Change is starting to happen. The clinic is a good example. Its strong partnerships with the URMC family medicine practice, URMC Obstetricians, and the Monroe County Public Health Department are helping to refer women to its services. “There is opportunity to do even more, though, by growing the services the clinic offers, expanding staff, increasing research efforts, and building linkages with more community service agencies,” Dr. Xiao adds.

Collaboration is key. The clinic is thriving now due to the efforts of Dr. Xiao and her team, along with experts from seven University of Rochester departments: family medicine, OBGYN, epidemiology, computer science, microbiology and immunology, biostatistics, and the School of Nursing, as well as the Rochester community.

Two National Institutes of Health research grants totaling $1 million dollars provide essential support for the clinic as well.

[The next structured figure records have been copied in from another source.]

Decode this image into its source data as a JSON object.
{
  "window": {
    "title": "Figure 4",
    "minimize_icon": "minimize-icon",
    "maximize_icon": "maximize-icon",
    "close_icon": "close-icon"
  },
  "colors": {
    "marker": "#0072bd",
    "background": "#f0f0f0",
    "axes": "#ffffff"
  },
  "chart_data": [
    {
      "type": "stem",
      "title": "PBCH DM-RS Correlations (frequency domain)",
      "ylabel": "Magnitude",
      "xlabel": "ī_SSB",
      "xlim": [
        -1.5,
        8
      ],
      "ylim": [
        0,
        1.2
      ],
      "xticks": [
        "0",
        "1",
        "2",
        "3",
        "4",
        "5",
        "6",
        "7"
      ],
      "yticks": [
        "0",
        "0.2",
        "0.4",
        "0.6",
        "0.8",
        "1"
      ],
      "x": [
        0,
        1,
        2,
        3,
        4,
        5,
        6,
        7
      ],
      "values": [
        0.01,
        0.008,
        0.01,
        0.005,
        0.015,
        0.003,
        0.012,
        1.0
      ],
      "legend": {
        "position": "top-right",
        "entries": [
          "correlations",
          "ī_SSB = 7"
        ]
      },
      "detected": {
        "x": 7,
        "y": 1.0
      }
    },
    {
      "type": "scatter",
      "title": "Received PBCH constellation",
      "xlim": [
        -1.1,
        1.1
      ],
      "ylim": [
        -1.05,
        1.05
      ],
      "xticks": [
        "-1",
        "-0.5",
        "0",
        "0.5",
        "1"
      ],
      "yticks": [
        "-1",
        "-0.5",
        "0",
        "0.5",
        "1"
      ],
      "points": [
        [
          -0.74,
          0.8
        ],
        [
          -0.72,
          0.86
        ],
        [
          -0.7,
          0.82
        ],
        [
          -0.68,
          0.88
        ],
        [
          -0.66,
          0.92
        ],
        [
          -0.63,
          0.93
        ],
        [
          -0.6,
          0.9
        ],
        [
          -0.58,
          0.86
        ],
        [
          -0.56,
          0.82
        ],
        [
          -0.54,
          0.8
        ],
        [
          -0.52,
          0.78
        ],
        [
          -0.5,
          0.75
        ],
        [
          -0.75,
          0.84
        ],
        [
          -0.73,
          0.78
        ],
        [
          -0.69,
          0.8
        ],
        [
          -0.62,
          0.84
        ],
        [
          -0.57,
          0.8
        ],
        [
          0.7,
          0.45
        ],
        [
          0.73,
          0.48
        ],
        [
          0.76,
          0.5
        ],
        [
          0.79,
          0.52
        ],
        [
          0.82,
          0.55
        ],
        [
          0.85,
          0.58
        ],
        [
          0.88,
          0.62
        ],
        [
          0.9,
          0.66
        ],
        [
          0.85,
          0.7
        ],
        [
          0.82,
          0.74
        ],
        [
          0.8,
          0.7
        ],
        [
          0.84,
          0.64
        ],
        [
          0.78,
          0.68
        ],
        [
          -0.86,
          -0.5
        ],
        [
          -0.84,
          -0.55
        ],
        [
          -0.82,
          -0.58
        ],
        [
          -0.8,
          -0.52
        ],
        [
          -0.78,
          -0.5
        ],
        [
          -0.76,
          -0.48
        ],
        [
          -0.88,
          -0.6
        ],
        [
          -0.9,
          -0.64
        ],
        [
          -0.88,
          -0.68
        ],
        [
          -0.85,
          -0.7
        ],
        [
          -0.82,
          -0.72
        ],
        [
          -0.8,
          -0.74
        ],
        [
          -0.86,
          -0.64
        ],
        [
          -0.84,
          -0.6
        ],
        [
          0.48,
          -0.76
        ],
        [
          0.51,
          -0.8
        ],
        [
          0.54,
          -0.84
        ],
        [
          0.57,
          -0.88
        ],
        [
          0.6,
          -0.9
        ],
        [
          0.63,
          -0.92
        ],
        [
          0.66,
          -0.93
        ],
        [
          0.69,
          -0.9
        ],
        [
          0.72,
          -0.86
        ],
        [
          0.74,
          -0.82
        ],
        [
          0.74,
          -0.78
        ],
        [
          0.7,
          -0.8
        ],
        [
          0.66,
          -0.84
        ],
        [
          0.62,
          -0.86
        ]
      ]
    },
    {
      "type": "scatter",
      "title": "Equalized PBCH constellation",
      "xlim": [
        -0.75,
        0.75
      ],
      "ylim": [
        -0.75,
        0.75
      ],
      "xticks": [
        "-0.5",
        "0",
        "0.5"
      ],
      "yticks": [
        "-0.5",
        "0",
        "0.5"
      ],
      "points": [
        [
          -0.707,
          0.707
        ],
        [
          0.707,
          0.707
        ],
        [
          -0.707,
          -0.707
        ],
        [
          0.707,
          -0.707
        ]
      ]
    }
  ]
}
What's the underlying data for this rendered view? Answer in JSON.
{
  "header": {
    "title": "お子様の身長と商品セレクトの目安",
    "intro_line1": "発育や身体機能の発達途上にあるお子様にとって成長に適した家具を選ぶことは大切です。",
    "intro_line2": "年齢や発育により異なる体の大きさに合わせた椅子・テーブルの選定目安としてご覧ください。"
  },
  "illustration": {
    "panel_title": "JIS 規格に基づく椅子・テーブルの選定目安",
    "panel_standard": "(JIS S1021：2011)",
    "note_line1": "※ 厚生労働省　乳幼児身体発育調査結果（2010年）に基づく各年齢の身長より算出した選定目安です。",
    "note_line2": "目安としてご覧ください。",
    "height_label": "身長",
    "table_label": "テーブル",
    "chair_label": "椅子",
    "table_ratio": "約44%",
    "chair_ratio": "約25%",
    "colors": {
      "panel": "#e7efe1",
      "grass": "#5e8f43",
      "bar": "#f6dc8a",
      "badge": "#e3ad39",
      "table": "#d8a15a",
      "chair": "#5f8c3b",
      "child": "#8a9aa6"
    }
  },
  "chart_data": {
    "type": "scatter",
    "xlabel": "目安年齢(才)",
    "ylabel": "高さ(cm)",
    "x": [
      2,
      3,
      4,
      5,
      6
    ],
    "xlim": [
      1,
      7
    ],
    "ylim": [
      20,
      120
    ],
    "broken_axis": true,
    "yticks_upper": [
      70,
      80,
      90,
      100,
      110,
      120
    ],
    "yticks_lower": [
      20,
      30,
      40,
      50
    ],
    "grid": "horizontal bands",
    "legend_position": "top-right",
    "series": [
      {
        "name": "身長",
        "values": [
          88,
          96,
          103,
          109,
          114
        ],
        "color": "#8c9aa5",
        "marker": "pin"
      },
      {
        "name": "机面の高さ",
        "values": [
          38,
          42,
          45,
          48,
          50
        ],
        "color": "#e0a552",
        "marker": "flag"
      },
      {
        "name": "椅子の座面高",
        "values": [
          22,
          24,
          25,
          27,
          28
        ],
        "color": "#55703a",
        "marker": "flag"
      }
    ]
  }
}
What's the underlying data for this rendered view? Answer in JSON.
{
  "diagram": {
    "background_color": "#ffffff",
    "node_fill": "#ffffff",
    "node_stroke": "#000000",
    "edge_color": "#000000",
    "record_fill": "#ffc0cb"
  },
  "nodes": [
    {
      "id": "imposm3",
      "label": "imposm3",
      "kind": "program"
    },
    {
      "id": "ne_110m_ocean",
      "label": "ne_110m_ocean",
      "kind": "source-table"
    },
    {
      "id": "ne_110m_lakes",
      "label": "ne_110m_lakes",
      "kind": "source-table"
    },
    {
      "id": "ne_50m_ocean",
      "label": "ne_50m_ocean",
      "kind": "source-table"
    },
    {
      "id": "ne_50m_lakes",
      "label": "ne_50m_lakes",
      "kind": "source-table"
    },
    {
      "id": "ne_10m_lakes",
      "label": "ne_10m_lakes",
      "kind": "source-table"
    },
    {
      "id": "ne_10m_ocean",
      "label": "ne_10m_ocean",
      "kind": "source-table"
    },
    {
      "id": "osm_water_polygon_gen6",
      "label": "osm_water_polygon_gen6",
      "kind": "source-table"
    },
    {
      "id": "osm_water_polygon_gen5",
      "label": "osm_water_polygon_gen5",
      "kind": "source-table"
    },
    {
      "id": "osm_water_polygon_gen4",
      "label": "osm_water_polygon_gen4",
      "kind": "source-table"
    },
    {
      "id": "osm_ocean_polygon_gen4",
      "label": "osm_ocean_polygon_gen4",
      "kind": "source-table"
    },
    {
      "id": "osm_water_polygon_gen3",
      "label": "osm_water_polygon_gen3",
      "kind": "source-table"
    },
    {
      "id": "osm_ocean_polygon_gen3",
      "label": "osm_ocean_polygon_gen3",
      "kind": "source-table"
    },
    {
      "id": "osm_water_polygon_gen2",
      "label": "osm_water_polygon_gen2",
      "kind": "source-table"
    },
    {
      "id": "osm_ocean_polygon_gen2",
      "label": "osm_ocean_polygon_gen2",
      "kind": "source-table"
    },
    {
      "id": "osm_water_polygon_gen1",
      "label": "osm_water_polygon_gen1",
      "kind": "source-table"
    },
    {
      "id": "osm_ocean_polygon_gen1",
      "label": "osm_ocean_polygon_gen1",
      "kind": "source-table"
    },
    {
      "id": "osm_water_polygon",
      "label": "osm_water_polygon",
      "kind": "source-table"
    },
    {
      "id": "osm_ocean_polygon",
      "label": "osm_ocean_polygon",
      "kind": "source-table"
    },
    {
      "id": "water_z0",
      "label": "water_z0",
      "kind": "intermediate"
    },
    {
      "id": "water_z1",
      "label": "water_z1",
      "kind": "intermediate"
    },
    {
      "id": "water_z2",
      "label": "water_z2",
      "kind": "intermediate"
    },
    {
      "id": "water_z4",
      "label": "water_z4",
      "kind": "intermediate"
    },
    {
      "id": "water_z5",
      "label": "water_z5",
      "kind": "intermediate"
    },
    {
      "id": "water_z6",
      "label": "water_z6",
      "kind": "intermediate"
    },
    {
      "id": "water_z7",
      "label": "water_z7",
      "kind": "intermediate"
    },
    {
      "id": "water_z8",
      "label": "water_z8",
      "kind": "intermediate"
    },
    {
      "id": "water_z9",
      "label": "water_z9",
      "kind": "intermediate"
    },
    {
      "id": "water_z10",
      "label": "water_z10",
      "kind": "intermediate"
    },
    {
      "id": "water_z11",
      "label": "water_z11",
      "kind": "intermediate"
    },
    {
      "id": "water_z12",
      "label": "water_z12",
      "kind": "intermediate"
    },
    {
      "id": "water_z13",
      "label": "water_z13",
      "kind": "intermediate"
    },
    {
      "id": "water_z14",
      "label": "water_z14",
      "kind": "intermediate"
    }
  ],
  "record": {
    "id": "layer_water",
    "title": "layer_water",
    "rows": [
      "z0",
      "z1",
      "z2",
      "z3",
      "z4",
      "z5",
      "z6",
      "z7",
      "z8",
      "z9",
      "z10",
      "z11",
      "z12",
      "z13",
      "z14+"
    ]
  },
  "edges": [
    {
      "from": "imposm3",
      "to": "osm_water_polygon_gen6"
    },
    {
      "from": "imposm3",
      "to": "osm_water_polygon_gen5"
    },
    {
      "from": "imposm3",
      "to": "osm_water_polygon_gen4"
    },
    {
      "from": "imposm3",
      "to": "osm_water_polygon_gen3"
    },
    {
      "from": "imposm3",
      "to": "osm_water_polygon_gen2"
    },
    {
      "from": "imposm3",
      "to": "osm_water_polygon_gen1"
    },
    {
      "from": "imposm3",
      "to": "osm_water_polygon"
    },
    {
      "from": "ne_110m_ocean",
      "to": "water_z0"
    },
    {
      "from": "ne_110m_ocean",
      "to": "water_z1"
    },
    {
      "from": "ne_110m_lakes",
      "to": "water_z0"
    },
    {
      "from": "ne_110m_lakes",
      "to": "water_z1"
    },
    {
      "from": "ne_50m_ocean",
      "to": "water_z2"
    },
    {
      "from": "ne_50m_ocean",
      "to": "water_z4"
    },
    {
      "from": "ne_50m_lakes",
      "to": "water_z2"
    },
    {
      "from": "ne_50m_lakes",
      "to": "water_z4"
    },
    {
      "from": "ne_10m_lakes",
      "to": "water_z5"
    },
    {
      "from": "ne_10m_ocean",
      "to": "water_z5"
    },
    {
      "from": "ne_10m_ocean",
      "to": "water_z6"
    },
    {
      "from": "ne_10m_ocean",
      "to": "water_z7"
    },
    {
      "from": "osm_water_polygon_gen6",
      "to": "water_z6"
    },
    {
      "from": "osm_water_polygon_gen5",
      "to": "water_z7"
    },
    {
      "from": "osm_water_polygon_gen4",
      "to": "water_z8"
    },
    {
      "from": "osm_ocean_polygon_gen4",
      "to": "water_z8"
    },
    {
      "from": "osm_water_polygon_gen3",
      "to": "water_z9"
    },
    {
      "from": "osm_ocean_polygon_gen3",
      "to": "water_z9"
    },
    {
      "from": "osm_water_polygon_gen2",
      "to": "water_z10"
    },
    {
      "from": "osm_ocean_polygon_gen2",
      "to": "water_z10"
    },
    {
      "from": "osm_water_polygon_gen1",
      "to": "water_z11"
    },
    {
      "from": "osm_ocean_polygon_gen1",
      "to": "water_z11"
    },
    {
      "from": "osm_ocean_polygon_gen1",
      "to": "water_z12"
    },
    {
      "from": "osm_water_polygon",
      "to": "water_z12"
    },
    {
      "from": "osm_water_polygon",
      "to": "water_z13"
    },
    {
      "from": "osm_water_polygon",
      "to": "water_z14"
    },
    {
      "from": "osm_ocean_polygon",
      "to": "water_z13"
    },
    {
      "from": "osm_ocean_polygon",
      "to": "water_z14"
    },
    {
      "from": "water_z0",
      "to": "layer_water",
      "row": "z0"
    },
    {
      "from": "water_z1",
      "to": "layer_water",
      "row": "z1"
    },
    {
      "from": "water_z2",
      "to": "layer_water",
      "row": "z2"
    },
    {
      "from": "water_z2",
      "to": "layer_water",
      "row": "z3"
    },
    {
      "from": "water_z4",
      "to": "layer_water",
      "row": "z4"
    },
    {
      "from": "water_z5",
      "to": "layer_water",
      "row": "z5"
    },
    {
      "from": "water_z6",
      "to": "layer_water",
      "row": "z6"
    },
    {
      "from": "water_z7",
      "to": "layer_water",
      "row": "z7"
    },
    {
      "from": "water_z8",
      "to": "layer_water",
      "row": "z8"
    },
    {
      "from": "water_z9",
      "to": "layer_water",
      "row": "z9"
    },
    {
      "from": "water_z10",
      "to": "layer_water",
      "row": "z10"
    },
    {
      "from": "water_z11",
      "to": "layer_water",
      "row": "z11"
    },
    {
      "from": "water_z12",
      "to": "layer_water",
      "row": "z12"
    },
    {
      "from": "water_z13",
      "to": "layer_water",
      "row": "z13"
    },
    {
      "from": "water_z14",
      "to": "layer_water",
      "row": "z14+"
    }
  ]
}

“The clinic is serving many needs,” adds Dr. Xiao. “It’s helping us move from bench to community. It’s where we can combine our research and our clinical practice to make a difference in the lives of these women and their children.” 


What’s next?

With its multidisciplinary approach, some interesting projects are on the horizon. For instance, the clinic is partnering with the Hajim School of Engineering’s computer science department to develop an app that women could use to help them detect if they or their children have, or are at risk, for tooth decay. “We are in the prototype stage now,” adds Dr. Xiao. “This smart phone health care technology—which is powered by artificial intelligence—could be very helpful in getting women to seek out care.”

Dr. Xiao underscores the many benefits of the clinic’s work. “We are developing cutting-edge microbiome-genome tools, engaging with and serving our community, and are on a path that could revolutionize oral disease prediction, prevention, and diagnosis.”

“Really what this is all about,” she adds, “is helping women and children have beautiful, healthy smiles and lives.”